Week 98: College Reading and Writing Joel Dias-Porter and Kiki Leyba
Week 98:
College Reading and Writing
Joel Dias-Porter
and Kiki Leyba: Annotating, Summarizing, Analyzing, Imitating
to annotate: to make notes on something to help you understand it
better
to summarize: to put something in your own words
to analyze: to consider a question on the text, providing
supporting examples from the text
to imitate: to create an original piece of writing based on
something you have read
We are doing the eleventh poem and response in our book today,
starting on page 33.
Exercise: Read and Annotate
1.
Read the poem and response
out loud and underline any words you need to look up.
2.
Write any questions you
have in the margins or in your notebook.
3.
Put tricky parts into your
own words in notes in the margins or in your notebook.
Exercise: Respond to Poem
Write a
response to this poem. What are your first impressions? How do you connect or
disconnect to the subject and speaker? Does the poem remind you of anything
from your own life and experience?
Exercise:
Questions for Comprehension of the Poem
1.
How do you feel about how the speaker
uses questions in the poem? What is their significance?
2.
What are the italics doing in the poem?
What do they show us?
3.
What does the speaker feel about the
nature poems at the end of the poem?
Exercise:
Questions for Comprehension of the Response
1.
Who is the “you” in the
first line of the response?
2.
What is different about the italics in the
response versus the italics in the poem?
3.
How is the perspective in
the response different from that of the poem? What effect does that change
have?
Homework Assignment: Summarize the Poem
Write a
7-9 sentence paragraph summarizing the poem with quotations, in-text citation,
and a Work Cited Page.
Example Summary: Too short, but incorporates quotation and
in-text citation:
Joel Dias-Porter’s poem, “Wednesday Poem,” starts off by
talking about getting to school to teach a lesson, but that “outside the
classroom, things are too quiet” (Dias-Porter 33). The speaker finds out that
one of their students, Maurice, “…got shot last night…” and that the other
students “sit in a circle” (Dias-Porter 33). The speaker reminisces about
Maurice, and the poem ends wondering about the future of students in a time
“where it’s natural to never see seventeen” (Dias-Porter 34).
Work Cited Page
(for today’s poem)
Dias-Porter, Joel. “Wednesday
Poem” Bullets Into Bells: Poets and Citizens Respond to Gun Violence.

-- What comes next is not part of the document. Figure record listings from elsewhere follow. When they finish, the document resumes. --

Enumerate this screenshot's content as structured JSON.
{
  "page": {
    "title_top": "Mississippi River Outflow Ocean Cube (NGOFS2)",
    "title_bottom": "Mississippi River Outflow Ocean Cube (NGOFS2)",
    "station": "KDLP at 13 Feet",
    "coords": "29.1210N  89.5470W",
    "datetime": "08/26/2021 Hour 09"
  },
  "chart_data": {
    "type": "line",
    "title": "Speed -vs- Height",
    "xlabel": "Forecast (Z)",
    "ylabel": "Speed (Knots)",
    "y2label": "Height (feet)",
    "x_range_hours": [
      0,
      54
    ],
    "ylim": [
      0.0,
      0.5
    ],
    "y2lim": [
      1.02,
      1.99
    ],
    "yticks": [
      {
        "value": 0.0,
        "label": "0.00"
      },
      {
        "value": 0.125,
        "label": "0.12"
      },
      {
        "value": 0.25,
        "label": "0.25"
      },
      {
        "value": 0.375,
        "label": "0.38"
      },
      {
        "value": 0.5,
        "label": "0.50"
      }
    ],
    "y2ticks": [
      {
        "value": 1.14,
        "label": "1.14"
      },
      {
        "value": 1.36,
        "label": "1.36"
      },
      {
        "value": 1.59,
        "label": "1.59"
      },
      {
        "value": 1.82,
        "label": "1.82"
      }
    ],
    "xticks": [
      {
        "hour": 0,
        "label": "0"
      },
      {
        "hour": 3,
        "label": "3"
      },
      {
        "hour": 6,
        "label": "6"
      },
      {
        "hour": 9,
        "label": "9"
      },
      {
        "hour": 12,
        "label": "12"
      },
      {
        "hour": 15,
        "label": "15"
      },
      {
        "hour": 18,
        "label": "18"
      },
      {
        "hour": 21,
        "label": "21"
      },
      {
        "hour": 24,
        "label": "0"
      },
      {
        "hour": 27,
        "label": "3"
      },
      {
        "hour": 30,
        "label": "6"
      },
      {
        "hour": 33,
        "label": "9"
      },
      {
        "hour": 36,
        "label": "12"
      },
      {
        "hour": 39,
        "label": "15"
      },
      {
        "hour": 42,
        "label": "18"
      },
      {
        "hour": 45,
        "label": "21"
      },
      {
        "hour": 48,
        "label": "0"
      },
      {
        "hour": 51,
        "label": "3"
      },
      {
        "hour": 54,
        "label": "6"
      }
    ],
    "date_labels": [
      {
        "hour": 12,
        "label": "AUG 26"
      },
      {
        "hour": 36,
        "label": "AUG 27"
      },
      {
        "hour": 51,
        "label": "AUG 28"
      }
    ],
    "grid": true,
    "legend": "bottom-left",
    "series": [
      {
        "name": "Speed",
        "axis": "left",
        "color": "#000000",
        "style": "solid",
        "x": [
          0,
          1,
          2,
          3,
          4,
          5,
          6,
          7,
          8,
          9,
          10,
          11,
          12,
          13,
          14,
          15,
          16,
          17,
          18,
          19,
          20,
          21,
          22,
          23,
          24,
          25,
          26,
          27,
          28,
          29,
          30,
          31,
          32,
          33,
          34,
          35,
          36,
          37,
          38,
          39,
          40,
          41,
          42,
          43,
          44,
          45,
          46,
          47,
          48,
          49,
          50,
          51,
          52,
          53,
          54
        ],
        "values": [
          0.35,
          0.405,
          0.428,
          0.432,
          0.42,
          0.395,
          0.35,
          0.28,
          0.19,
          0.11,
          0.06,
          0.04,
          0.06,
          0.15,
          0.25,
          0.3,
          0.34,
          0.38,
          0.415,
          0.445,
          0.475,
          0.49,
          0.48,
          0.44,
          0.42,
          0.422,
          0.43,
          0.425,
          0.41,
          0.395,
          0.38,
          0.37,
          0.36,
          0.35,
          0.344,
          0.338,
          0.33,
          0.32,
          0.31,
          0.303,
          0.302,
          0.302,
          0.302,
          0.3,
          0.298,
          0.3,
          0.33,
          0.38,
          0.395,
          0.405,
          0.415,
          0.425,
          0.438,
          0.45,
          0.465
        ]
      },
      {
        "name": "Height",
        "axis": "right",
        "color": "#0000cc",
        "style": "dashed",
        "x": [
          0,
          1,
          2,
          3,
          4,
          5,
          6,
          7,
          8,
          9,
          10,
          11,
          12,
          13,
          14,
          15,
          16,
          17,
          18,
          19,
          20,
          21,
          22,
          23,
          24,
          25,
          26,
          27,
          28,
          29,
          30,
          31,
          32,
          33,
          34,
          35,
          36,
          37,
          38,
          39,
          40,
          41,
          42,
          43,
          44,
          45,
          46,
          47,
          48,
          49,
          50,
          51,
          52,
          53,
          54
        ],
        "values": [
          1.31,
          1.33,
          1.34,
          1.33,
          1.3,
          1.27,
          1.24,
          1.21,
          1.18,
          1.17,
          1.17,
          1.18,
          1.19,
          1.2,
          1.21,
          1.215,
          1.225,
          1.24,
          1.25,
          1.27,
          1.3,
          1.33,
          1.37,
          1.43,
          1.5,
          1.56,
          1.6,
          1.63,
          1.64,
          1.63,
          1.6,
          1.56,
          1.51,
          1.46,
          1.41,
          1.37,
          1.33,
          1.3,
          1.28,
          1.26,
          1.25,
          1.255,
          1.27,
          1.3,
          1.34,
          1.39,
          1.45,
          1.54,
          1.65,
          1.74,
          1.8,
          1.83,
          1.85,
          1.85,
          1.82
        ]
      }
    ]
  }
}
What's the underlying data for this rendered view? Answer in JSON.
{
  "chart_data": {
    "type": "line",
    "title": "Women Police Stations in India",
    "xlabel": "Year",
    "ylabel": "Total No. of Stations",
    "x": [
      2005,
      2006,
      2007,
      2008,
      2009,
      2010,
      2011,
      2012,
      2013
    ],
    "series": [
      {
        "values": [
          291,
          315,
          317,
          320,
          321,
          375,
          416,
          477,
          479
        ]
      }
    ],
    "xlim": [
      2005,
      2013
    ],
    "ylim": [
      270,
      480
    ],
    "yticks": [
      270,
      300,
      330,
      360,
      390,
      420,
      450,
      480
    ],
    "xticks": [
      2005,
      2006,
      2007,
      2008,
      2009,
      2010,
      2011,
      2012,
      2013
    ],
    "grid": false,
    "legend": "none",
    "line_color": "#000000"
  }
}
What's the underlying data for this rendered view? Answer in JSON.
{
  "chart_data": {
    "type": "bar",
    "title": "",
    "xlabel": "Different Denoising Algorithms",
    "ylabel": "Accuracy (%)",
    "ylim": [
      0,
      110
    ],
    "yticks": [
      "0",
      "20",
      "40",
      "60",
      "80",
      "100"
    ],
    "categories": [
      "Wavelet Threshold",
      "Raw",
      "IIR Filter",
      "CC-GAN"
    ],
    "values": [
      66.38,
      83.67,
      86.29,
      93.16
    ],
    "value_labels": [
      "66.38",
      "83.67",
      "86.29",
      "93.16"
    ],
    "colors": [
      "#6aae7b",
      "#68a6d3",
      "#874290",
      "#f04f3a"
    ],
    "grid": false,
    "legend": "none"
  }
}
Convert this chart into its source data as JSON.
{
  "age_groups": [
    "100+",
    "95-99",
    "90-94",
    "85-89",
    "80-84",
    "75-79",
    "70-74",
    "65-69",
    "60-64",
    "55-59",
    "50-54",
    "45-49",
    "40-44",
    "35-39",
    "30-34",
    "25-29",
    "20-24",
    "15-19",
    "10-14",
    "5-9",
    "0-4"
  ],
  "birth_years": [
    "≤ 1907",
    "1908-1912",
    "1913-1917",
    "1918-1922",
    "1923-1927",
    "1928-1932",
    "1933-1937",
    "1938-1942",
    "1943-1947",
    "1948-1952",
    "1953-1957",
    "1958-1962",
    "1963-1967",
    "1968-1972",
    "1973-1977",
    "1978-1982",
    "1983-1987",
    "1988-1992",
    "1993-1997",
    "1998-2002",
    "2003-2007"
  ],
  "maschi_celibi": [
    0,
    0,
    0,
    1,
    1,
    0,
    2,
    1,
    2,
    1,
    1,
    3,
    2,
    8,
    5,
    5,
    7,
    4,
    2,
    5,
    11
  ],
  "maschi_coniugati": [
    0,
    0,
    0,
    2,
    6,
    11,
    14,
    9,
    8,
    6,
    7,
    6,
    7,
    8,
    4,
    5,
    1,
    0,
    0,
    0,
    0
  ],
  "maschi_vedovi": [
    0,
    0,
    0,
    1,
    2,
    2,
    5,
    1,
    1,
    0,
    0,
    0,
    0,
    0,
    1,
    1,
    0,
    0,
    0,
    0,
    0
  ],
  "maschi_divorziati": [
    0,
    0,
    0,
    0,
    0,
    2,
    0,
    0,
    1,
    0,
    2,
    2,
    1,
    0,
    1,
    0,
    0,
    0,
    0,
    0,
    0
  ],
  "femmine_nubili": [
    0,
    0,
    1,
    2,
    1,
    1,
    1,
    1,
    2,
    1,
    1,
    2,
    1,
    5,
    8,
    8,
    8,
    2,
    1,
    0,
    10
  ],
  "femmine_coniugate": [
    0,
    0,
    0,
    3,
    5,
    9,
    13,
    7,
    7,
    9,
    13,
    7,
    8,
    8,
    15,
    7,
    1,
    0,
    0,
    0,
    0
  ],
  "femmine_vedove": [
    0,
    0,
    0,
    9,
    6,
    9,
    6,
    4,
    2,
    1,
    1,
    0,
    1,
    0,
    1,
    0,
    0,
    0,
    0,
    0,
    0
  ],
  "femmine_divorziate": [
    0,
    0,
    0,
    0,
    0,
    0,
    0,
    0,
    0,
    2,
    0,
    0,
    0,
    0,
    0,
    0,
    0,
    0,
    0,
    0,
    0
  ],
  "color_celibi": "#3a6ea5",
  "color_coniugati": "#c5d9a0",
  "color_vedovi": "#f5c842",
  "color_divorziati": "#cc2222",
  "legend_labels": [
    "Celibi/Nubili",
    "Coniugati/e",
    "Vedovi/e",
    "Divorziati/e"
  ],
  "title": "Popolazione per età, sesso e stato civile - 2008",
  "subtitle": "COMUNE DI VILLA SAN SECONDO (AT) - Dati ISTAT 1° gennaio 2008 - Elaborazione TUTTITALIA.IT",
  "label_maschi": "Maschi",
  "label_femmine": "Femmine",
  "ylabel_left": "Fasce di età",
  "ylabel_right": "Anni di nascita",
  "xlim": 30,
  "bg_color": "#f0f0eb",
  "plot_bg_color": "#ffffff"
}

Ed. Brian Clements et al. Beacon Press, 2017.
Homework Assignment: Summarize the Response
Write a 7-9
sentence paragraph summarizing the response with quotations, in-text citations,
and a Work Cited Page.
Homework
Assignment: Analysis
Question for analysis: In Dias-Porter’s poem, the speaker puts his
nature book away because “which students could these pistils protect, / here
where it’s natural to never see seventeen” (Dias-Porter 34). In contrast, Leyba
uses the word “unnatural” to describe the horrors of gun violence. What are the
words “natural” and “unnatural” doing in each piece? What is being described as
“natural” and “unnatural”? Use quotation and in-text citation to support your
answer.
Homework
Assignment: Imitation
Write your own poem where you compare something
you consider “natural” to something that is not.
Homework:
- Summary of Poem
- Summary of
Response
- Analysis of
Poem/Response
- Imitation of
Poem
About
this class:
In this class, you are welcome to submit
homework for a grade. If it’s not strong
enough to earn an A, I’ll give you some comments to help you revise it, and let
you do it over again. You have as many chances as you want to complete and
perfect the work in this class, and you are welcome to do more than one week’s
worksheet for homework at a time; ask me for sheets you’ve missed. Students who complete 15 weeks of graded
assignments and a longer paper can qualify for college credit. When you get close to completing 15 weeks,
I’ll help you get started on your longer paper.